Knowing where your floor and storm drains lead and following your facility’s drain protection procedures are vital elements for preventing water pollution and complying with the Clean Water Act (CWA).
Don’t forget about your drains until there’s a spill approaching one. Drains should be regularly inspected to ensure your protection procedures and products are properly working.
So how often should you inspect your drains? It depends.
Some companies might be required to inspect their drains daily while others can limit themselves to quarterly inspections.

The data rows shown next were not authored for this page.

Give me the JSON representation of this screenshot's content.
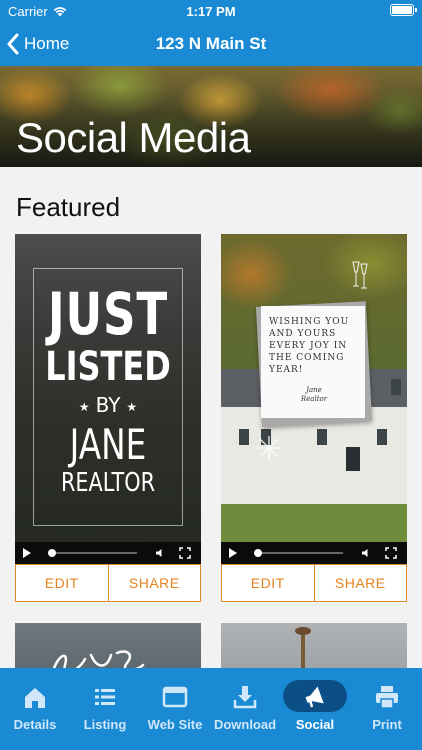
{
  "status_bar": {
    "carrier": "Carrier",
    "time": "1:17 PM"
  },
  "nav": {
    "back_label": "Home",
    "title": "123 N Main St"
  },
  "hero": {
    "title": "Social Media"
  },
  "featured": {
    "title": "Featured",
    "cards": [
      {
        "poster": {
          "line1": "JUST",
          "line2": "LISTED",
          "line3": "BY",
          "line4": "JANE",
          "line5": "REALTOR"
        },
        "edit_label": "EDIT",
        "share_label": "SHARE"
      },
      {
        "greeting": "WISHING YOU AND YOURS EVERY JOY IN THE COMING YEAR!",
        "signature_line1": "Jane",
        "signature_line2": "Realtor",
        "edit_label": "EDIT",
        "share_label": "SHARE"
      }
    ]
  },
  "tab_bar": {
    "active": "Social",
    "accent": "#1a8ad4",
    "active_pill": "#0c4f86",
    "tabs": [
      {
        "label": "Details",
        "icon": "home-icon"
      },
      {
        "label": "Listing",
        "icon": "list-icon"
      },
      {
        "label": "Web Site",
        "icon": "browser-window-icon"
      },
      {
        "label": "Download",
        "icon": "download-icon"
      },
      {
        "label": "Social",
        "icon": "megaphone-icon"
      },
      {
        "label": "Print",
        "icon": "printer-icon"
      }
    ]
  }
}
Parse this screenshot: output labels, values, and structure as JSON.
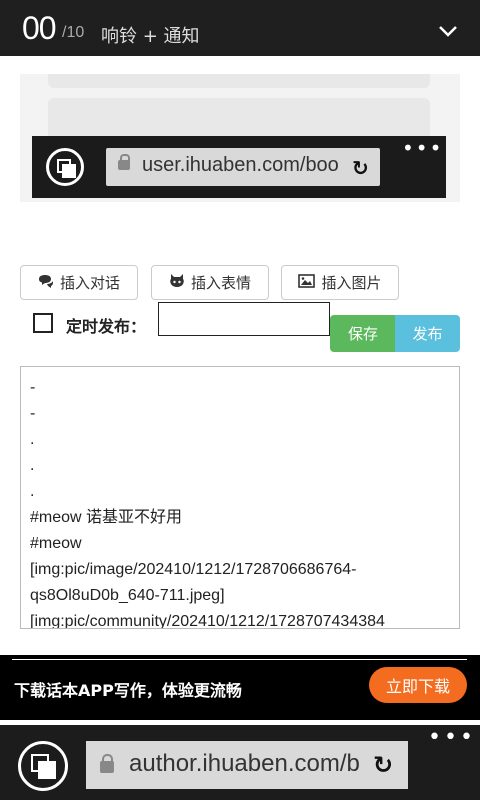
{
  "notification": {
    "count": "00",
    "total": "/10",
    "title": "响铃 + 通知",
    "expand_icon": "chevron-down-icon"
  },
  "embedded_browser": {
    "url": "user.ihuaben.com/boo",
    "reload_icon": "reload-icon",
    "menu": "•••"
  },
  "toolbar": {
    "insert_dialog": "插入对话",
    "insert_emoji": "插入表情",
    "insert_image": "插入图片",
    "icons": [
      "comment-icon",
      "github-icon",
      "image-icon"
    ]
  },
  "schedule": {
    "label": "定时发布：",
    "input_value": "",
    "save_label": "保存",
    "publish_label": "发布"
  },
  "editor": {
    "lines": [
      "-",
      "-",
      ".",
      ".",
      ".",
      "#meow 诺基亚不好用",
      "#meow",
      "[img:pic/image/202410/1212/1728706686764-",
      "qs8Ol8uD0b_640-711.jpeg]",
      "[img:pic/community/202410/1212/1728707434384"
    ]
  },
  "banner": {
    "message": "下载话本APP写作，体验更流畅",
    "download_label": "立即下载"
  },
  "browser": {
    "url": "author.ihuaben.com/b",
    "reload_icon": "reload-icon",
    "menu": "•••"
  },
  "colors": {
    "save": "#5cb85c",
    "publish": "#5bc0de",
    "download": "#f36c1f"
  }
}
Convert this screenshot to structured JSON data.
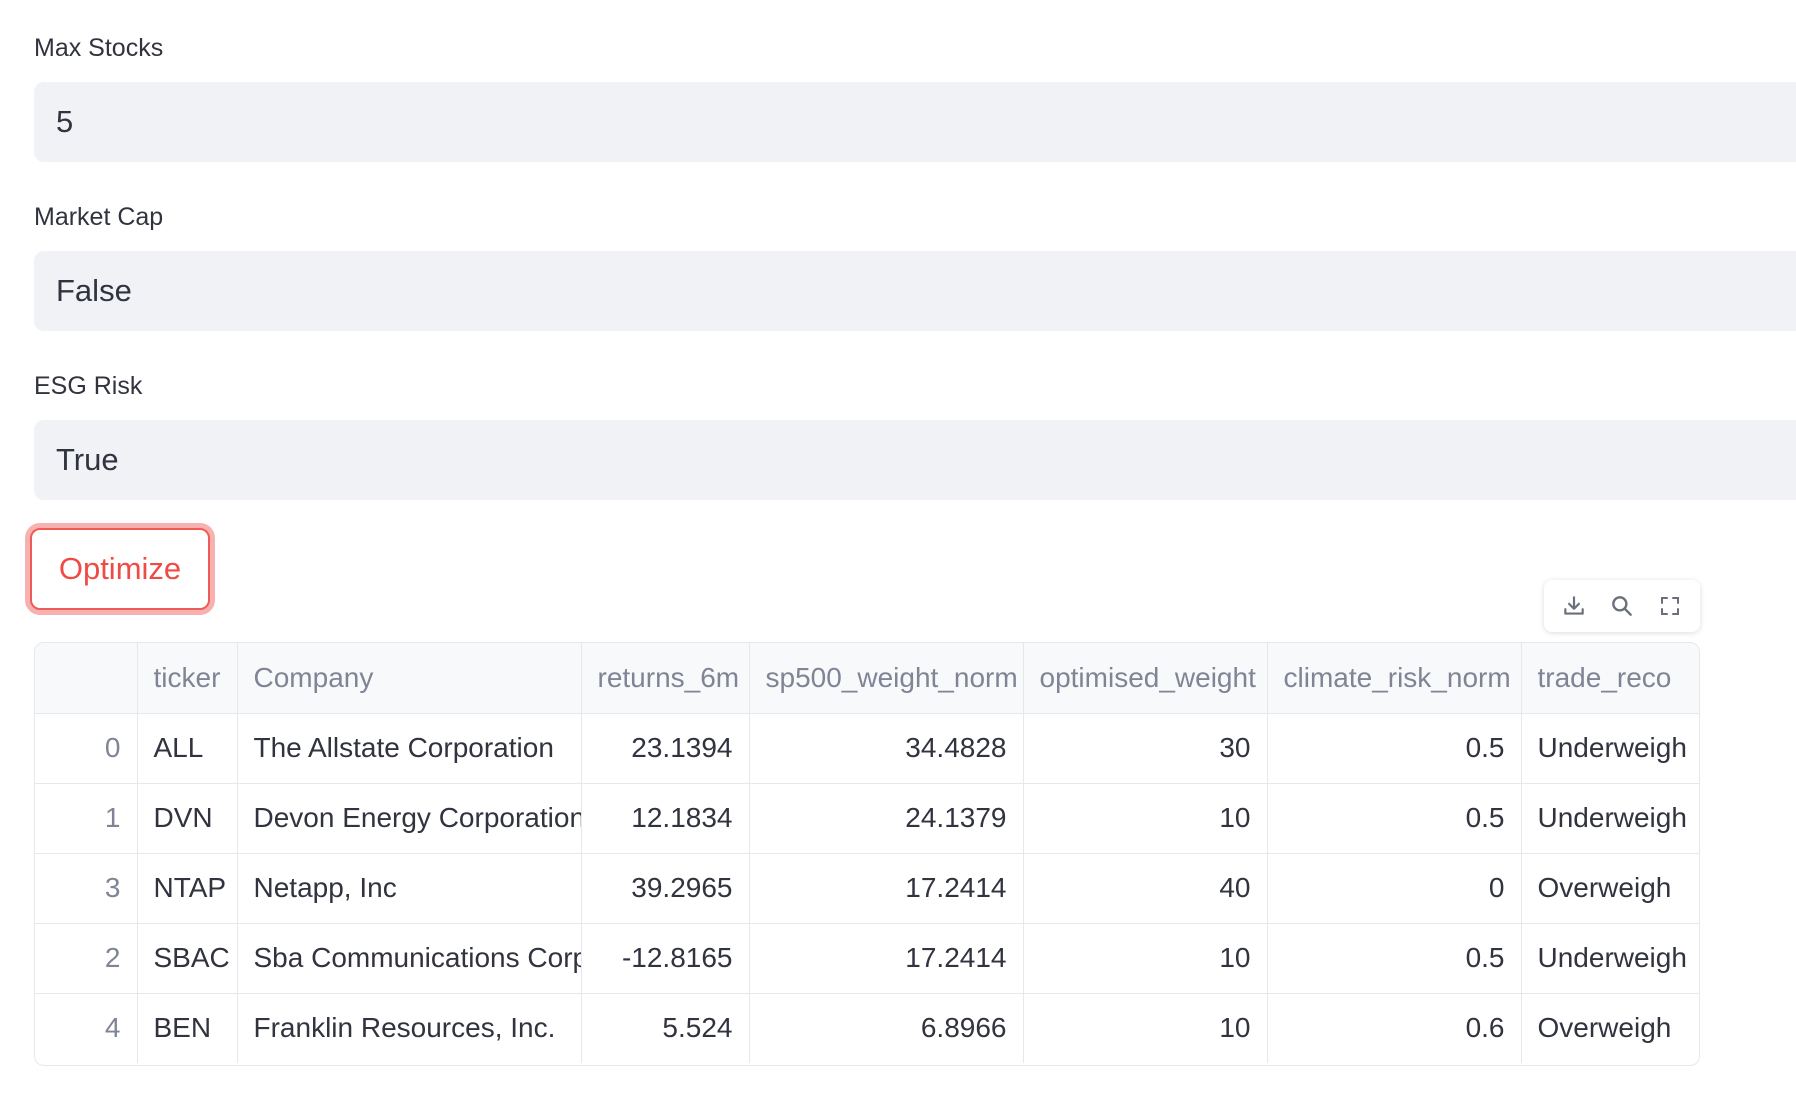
{
  "form": {
    "max_stocks": {
      "label": "Max Stocks",
      "value": "5"
    },
    "market_cap": {
      "label": "Market Cap",
      "value": "False"
    },
    "esg_risk": {
      "label": "ESG Risk",
      "value": "True"
    }
  },
  "optimize_button": {
    "label": "Optimize",
    "accent": "#ef4b45"
  },
  "toolbar": {
    "icons": [
      "download-icon",
      "search-icon",
      "fullscreen-icon"
    ]
  },
  "table": {
    "columns": [
      "",
      "ticker",
      "Company",
      "returns_6m",
      "sp500_weight_norm",
      "optimised_weight",
      "climate_risk_norm",
      "trade_reco"
    ],
    "rows": [
      [
        "0",
        "ALL",
        "The Allstate Corporation",
        "23.1394",
        "34.4828",
        "30",
        "0.5",
        "Underweigh"
      ],
      [
        "1",
        "DVN",
        "Devon Energy Corporation",
        "12.1834",
        "24.1379",
        "10",
        "0.5",
        "Underweigh"
      ],
      [
        "3",
        "NTAP",
        "Netapp, Inc",
        "39.2965",
        "17.2414",
        "40",
        "0",
        "Overweigh"
      ],
      [
        "2",
        "SBAC",
        "Sba Communications Corp",
        "-12.8165",
        "17.2414",
        "10",
        "0.5",
        "Underweigh"
      ],
      [
        "4",
        "BEN",
        "Franklin Resources, Inc.",
        "5.524",
        "6.8966",
        "10",
        "0.6",
        "Overweigh"
      ]
    ]
  }
}
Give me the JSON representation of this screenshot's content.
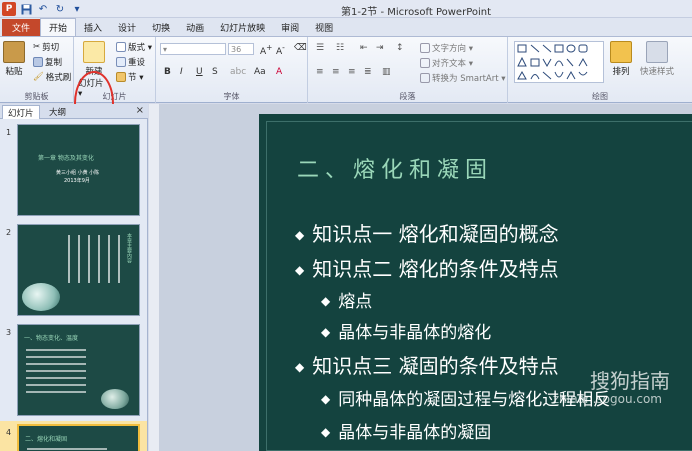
{
  "window": {
    "title": "第1-2节 - Microsoft PowerPoint",
    "logo": "P",
    "qat": [
      "save-icon",
      "undo-icon",
      "redo-icon",
      "customize-icon"
    ]
  },
  "tabs": [
    "文件",
    "开始",
    "插入",
    "设计",
    "切换",
    "动画",
    "幻灯片放映",
    "审阅",
    "视图"
  ],
  "ribbon": {
    "clipboard": {
      "label": "剪贴板",
      "paste": "粘贴",
      "cut": "剪切",
      "copy": "复制",
      "format": "格式刷"
    },
    "slides": {
      "label": "幻灯片",
      "new_slide": "新建",
      "new_slide2": "幻灯片 ▾",
      "layout": "版式 ▾",
      "reset": "重设",
      "section": "节 ▾"
    },
    "font": {
      "label": "字体",
      "font_size": "36",
      "bold": "B",
      "italic": "I",
      "underline": "U",
      "strike": "S"
    },
    "paragraph": {
      "label": "段落",
      "text_dir": "文字方向 ▾",
      "align_text": "对齐文本 ▾",
      "smartart": "转换为 SmartArt ▾"
    },
    "drawing": {
      "label": "绘图",
      "arrange": "排列",
      "quick_styles": "快速样式"
    }
  },
  "panel": {
    "tab_slides": "幻灯片",
    "tab_outline": "大纲",
    "close": "×",
    "thumbs": [
      {
        "num": "1",
        "title": "第一章  物态及其变化",
        "sub1": "黄三小组 小黄 小陈",
        "sub2": "2013年9月"
      },
      {
        "num": "2",
        "side": "本章主要内容"
      },
      {
        "num": "3",
        "title": "一、物态变化、温度"
      },
      {
        "num": "4",
        "title": "二、熔化和凝固"
      }
    ]
  },
  "slide": {
    "title": "二、熔化和凝固",
    "bullets": [
      {
        "level": 1,
        "text": "知识点一 熔化和凝固的概念"
      },
      {
        "level": 1,
        "text": "知识点二 熔化的条件及特点"
      },
      {
        "level": 2,
        "text": "熔点"
      },
      {
        "level": 2,
        "text": "晶体与非晶体的熔化"
      },
      {
        "level": 1,
        "text": "知识点三 凝固的条件及特点"
      },
      {
        "level": 2,
        "text": "同种晶体的凝固过程与熔化过程相反"
      },
      {
        "level": 2,
        "text": "晶体与非晶体的凝固"
      }
    ]
  },
  "watermark": {
    "line1": "搜狗指南",
    "line2": "zhinan.sogou.com"
  }
}
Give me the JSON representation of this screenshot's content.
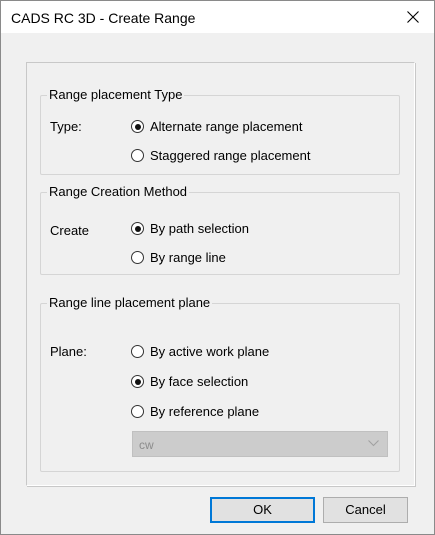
{
  "window": {
    "title": "CADS RC 3D - Create Range",
    "close_glyph": "close-icon"
  },
  "placement_type": {
    "legend": "Range placement Type",
    "label": "Type:",
    "options": [
      {
        "label": "Alternate range placement",
        "checked": true
      },
      {
        "label": "Staggered range placement",
        "checked": false
      }
    ]
  },
  "creation_method": {
    "legend": "Range Creation Method",
    "label": "Create",
    "options": [
      {
        "label": "By path selection",
        "checked": true
      },
      {
        "label": "By range line",
        "checked": false
      }
    ]
  },
  "placement_plane": {
    "legend": "Range line placement plane",
    "label": "Plane:",
    "options": [
      {
        "label": "By active work plane",
        "checked": false
      },
      {
        "label": "By face selection",
        "checked": true
      },
      {
        "label": "By reference plane",
        "checked": false
      }
    ],
    "reference_plane_combo": {
      "value": "cw",
      "enabled": false
    }
  },
  "buttons": {
    "ok": "OK",
    "cancel": "Cancel"
  },
  "colors": {
    "dialog_bg": "#f0f0f0",
    "default_button_border": "#0078d7",
    "disabled_combo_bg": "#cccccc"
  }
}
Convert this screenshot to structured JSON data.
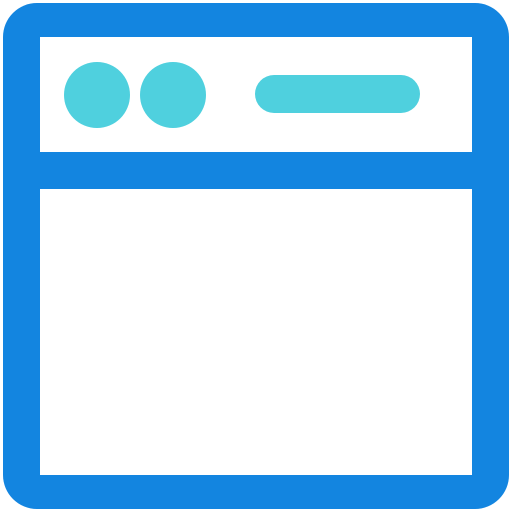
{
  "icon": {
    "name": "browser-window-icon",
    "colors": {
      "frame": "#1385e0",
      "accent": "#4fd0de",
      "background": "#ffffff"
    },
    "parts": {
      "window_controls": [
        "control-dot-1",
        "control-dot-2"
      ],
      "address_bar": "address-bar-pill"
    }
  }
}
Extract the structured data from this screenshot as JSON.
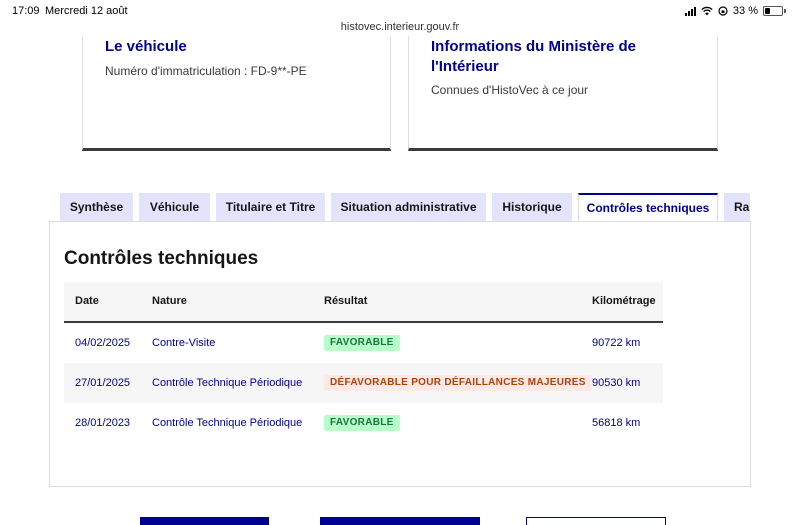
{
  "status_bar": {
    "time": "17:09",
    "date": "Mercredi 12 août",
    "battery": "33 %",
    "battery_level": 0.33
  },
  "browser": {
    "url": "histovec.interieur.gouv.fr"
  },
  "cards": {
    "vehicle": {
      "title": "Le véhicule",
      "text": "Numéro d'immatriculation : FD-9**-PE"
    },
    "ministry": {
      "title": "Informations du Ministère de l'Intérieur",
      "text": "Connues d'HistoVec à ce jour"
    }
  },
  "tabs": [
    {
      "label": "Synthèse",
      "active": false
    },
    {
      "label": "Véhicule",
      "active": false
    },
    {
      "label": "Titulaire et Titre",
      "active": false
    },
    {
      "label": "Situation administrative",
      "active": false
    },
    {
      "label": "Historique",
      "active": false
    },
    {
      "label": "Contrôles techniques",
      "active": true
    },
    {
      "label": "Rapport",
      "active": false
    }
  ],
  "panel": {
    "title": "Contrôles techniques",
    "columns": [
      "Date",
      "Nature",
      "Résultat",
      "Kilométrage"
    ],
    "rows": [
      {
        "date": "04/02/2025",
        "nature": "Contre-Visite",
        "result": "FAVORABLE",
        "result_type": "favorable",
        "km": "90722 km"
      },
      {
        "date": "27/01/2025",
        "nature": "Contrôle Technique Périodique",
        "result": "DÉFAVORABLE POUR DÉFAILLANCES MAJEURES",
        "result_type": "defavorable",
        "km": "90530 km"
      },
      {
        "date": "28/01/2023",
        "nature": "Contrôle Technique Périodique",
        "result": "FAVORABLE",
        "result_type": "favorable",
        "km": "56818 km"
      }
    ]
  },
  "colors": {
    "primary": "#000091",
    "favorable_bg": "#b8fec9",
    "favorable_text": "#18753c",
    "defavorable_bg": "#ffe9e6",
    "defavorable_text": "#b34000"
  }
}
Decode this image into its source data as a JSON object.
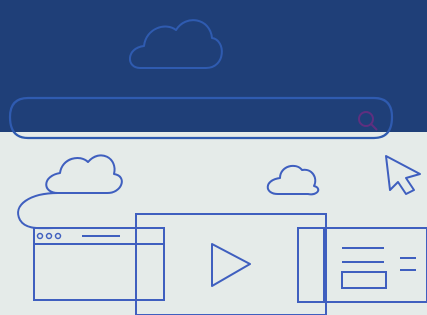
{
  "colors": {
    "navy": "#1f3f78",
    "light_bg": "#e5ebe9",
    "line_on_navy": "#2f5bb0",
    "line_on_light": "#3f5fbf",
    "search_icon": "#5f2f7f"
  },
  "icons": {
    "top_cloud": "cloud-icon",
    "left_cloud": "cloud-icon",
    "right_cloud": "cloud-icon",
    "cursor": "arrow-cursor-icon",
    "play": "play-icon",
    "search": "search-icon"
  }
}
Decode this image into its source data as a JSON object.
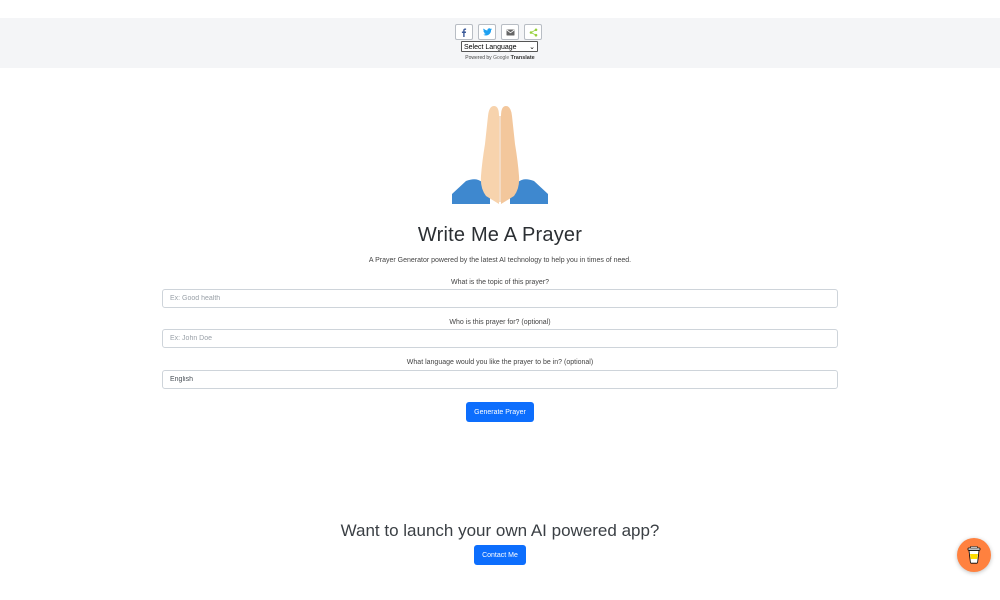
{
  "share": {
    "buttons": [
      {
        "name": "facebook",
        "glyph": "f",
        "color": "#3b5998"
      },
      {
        "name": "twitter",
        "glyph": "🐦",
        "color": "#1da1f2"
      },
      {
        "name": "email",
        "glyph": "✉",
        "color": "#555555"
      },
      {
        "name": "share",
        "glyph": "<",
        "color": "#95d03a"
      }
    ]
  },
  "translate": {
    "select_label": "Select Language",
    "powered_by": "Powered by",
    "google": "Google",
    "translate": "Translate"
  },
  "main": {
    "title": "Write Me A Prayer",
    "subtitle": "A Prayer Generator powered by the latest AI technology to help you in times of need.",
    "fields": {
      "topic": {
        "label": "What is the topic of this prayer?",
        "placeholder": "Ex: Good health",
        "value": ""
      },
      "recipient": {
        "label": "Who is this prayer for? (optional)",
        "placeholder": "Ex: John Doe",
        "value": ""
      },
      "language": {
        "label": "What language would you like the prayer to be in? (optional)",
        "placeholder": "",
        "value": "English"
      }
    },
    "generate_label": "Generate Prayer"
  },
  "footer": {
    "cta_text": "Want to launch your own AI powered app?",
    "contact_label": "Contact Me"
  },
  "colors": {
    "primary": "#0d6efd",
    "coffee": "#ff813f",
    "skin": "#f7d6b3",
    "sleeve": "#4a90d9"
  }
}
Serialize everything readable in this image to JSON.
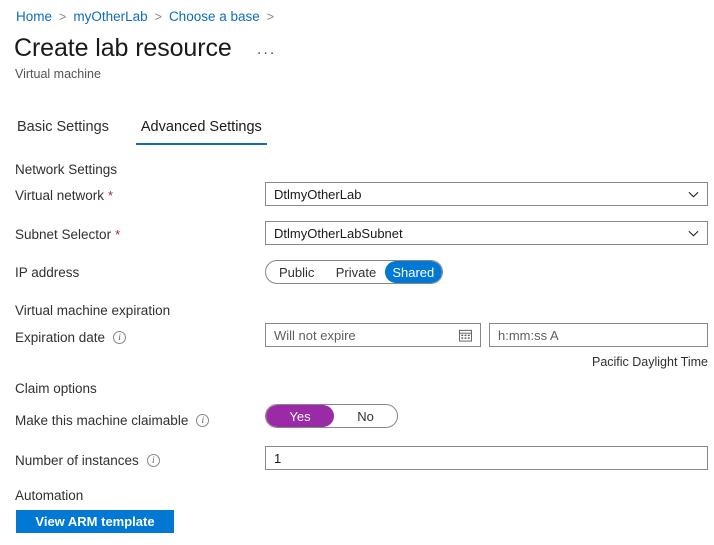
{
  "breadcrumb": {
    "items": [
      "Home",
      "myOtherLab",
      "Choose a base"
    ],
    "separator": ">"
  },
  "header": {
    "title": "Create lab resource",
    "subtitle": "Virtual machine",
    "more_menu": "···"
  },
  "tabs": [
    {
      "label": "Basic Settings",
      "active": false
    },
    {
      "label": "Advanced Settings",
      "active": true
    }
  ],
  "sections": {
    "network": {
      "heading": "Network Settings",
      "virtual_network": {
        "label": "Virtual network",
        "required": "*",
        "value": "DtlmyOtherLab"
      },
      "subnet_selector": {
        "label": "Subnet Selector",
        "required": "*",
        "value": "DtlmyOtherLabSubnet"
      },
      "ip_address": {
        "label": "IP address",
        "options": [
          "Public",
          "Private",
          "Shared"
        ],
        "selected": "Shared"
      }
    },
    "expiration": {
      "heading": "Virtual machine expiration",
      "expiration_date": {
        "label": "Expiration date",
        "date_placeholder": "Will not expire",
        "date_value": "",
        "time_placeholder": "h:mm:ss A",
        "time_value": "",
        "timezone": "Pacific Daylight Time"
      }
    },
    "claim": {
      "heading": "Claim options",
      "claimable": {
        "label": "Make this machine claimable",
        "options": [
          "Yes",
          "No"
        ],
        "selected": "Yes"
      },
      "instances": {
        "label": "Number of instances",
        "value": "1"
      }
    },
    "automation": {
      "heading": "Automation",
      "view_arm_button": "View ARM template"
    }
  },
  "colors": {
    "link": "#0f6cbd",
    "accent": "#0078d4",
    "toggle_on_purple": "#9b2aa8",
    "required_red": "#a4262c",
    "border": "#8a8886"
  }
}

Sometimes, however, the terms of a company’s National Pollutant Discharge Elimination System (NPDES) permit dictate how often drain inspections are needed.
One of the main reasons companies need to inspect their drains is to stay compliant with the CWA. The two biggest compliance areas under the CWA are stormwater regulations and Spill Prevention Control and Countermeasures (SPCC) plans.
Stormwater regulations require facilities that discharge pollutants directly into waterways to obtain a NPDES permit. In order to get a permit, the facility needs to prepare a Stormwater Pollution Prevention Plan (SWPPP) that outlines what steps they will take to prevent spills, what they will do when there is a spill that could get into a waterway and how they will monitor compliance.
After creating a SWPPP and applying for a permit, the state environmental agency (or the federal EPA, if the state does not operate their program) determines permissible levels of pollutants that can be discharged from the facility without affecting water quality. To verify that these levels are not being exceeded, water leaving the facility — including stormwater from parking lots if it could be exposed to pollutants — needs to sampled periodically.
In addition, a best management practice (BMP) that most facilities outline in their SWPPP is periodic inspections, which should include drain inspections. Because this is a BMP and the standard is performance based, the facility can generally set the frequency schedule for these inspections. It should be realistic and based on operations and potential for harm.
Facilities that are subject to SPCC regulations based on the volume of oil that is stored, used or managed onsite also need to establish plans that outline how they will prevent spills and their readiness to respond in the event of a spills. The rule requires facilities to conduct inspections “in accordance with written procedures that you or the certifying engineer develop for the facility” [40 CFR 112.7(e)]. Similar to stormwater regulations, the facility sets the frequency for drain inspections. Despite how often drain inspections take place, inspection records of need to be signed and kept with the plan for at least three years.
According to the Environmental Protection Agency, one in three Americans rely on water sourced directly from our nation’s waterways. Keep your drains protected with regular inspections to ensure clean water and a healthy environment.